100 years ago in Spokane: Northwest farmers flinch at announced wheat prices
President Woodrow Wilson made a decision bitterly disappointing to Inland Northwest wheat farmers. Wilson fixed the price of the 1917 wheat crop at $2.20 a bushel.
This meant, in effect, a price of about $1.80 or $1.85 per bushel for Washington wheat, since the freight to Chicago would cost 30 or 40 cents a bushel. The $2.20 fixed price was based on a bushel delivered to Chicago.
A grower of one of the region’s largest wheat crops said that Northwest wheat farmers had been led to expect at least $2 per bushel. Even that, he said, would not really have been enough. He said most of the wheat grown in the Northwest cost the farmers $2.50 per bushel to produce.
He predicted that more American farmers will “flock to the Canadian wheat fields,” where growers are being paid $2.25 per bushel.
Wilson took the unusual step of fixing the price of wheat as a wartime measure.

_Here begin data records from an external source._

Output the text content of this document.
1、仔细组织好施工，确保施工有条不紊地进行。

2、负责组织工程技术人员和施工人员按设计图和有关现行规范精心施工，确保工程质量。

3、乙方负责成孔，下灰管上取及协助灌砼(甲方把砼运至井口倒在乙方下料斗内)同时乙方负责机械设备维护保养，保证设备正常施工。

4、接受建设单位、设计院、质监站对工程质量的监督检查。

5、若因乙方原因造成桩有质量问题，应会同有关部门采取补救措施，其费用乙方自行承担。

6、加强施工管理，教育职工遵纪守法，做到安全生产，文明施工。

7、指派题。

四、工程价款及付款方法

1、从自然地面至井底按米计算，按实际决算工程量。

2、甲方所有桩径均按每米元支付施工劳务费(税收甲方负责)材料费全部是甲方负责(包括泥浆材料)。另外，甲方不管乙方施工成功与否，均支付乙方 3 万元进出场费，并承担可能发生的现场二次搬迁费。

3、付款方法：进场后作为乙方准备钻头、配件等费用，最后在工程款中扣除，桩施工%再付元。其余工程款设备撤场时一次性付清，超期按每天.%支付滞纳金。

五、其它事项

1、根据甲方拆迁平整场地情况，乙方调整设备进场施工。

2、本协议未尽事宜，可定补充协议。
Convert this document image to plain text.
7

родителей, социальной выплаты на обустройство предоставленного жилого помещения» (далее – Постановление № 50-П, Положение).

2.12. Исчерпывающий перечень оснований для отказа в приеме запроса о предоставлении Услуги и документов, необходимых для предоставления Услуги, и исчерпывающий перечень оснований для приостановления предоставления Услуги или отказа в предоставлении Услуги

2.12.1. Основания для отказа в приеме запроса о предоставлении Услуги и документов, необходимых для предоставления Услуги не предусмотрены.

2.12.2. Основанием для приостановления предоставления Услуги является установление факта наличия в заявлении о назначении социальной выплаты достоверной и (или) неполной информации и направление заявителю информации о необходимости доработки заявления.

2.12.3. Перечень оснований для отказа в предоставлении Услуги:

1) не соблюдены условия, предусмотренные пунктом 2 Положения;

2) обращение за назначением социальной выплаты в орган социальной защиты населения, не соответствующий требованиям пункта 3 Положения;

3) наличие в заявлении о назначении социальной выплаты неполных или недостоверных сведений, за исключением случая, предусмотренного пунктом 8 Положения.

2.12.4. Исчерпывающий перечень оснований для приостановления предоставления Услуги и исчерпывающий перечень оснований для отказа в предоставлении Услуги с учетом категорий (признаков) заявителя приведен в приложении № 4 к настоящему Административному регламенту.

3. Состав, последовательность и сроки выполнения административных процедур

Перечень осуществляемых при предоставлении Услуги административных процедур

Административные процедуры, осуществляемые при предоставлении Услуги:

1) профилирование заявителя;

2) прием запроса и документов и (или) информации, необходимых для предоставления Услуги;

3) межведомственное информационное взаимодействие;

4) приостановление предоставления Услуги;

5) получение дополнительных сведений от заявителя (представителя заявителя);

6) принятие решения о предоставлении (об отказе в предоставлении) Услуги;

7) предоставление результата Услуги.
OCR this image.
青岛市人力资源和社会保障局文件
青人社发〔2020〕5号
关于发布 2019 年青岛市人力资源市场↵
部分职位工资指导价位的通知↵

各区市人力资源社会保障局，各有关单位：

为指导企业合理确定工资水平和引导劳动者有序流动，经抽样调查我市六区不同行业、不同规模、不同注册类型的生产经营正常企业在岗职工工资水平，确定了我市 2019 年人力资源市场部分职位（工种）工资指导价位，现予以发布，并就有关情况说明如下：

It was part of a broad initiative to prevent wartime price gouging and to ensure sufficient supplies of wheat for both domestic consumption and for war-torn Europe.
Yet it was a difficult balancing act.
“Members of the committee (which recommended the price) said today that they expected a great deal of criticism from the farming classes, but that they felt that every farmer should consider himself a part of the war machinery of the government and willing to relinquish a part of his profits in the interest of the common good,” the paper reported.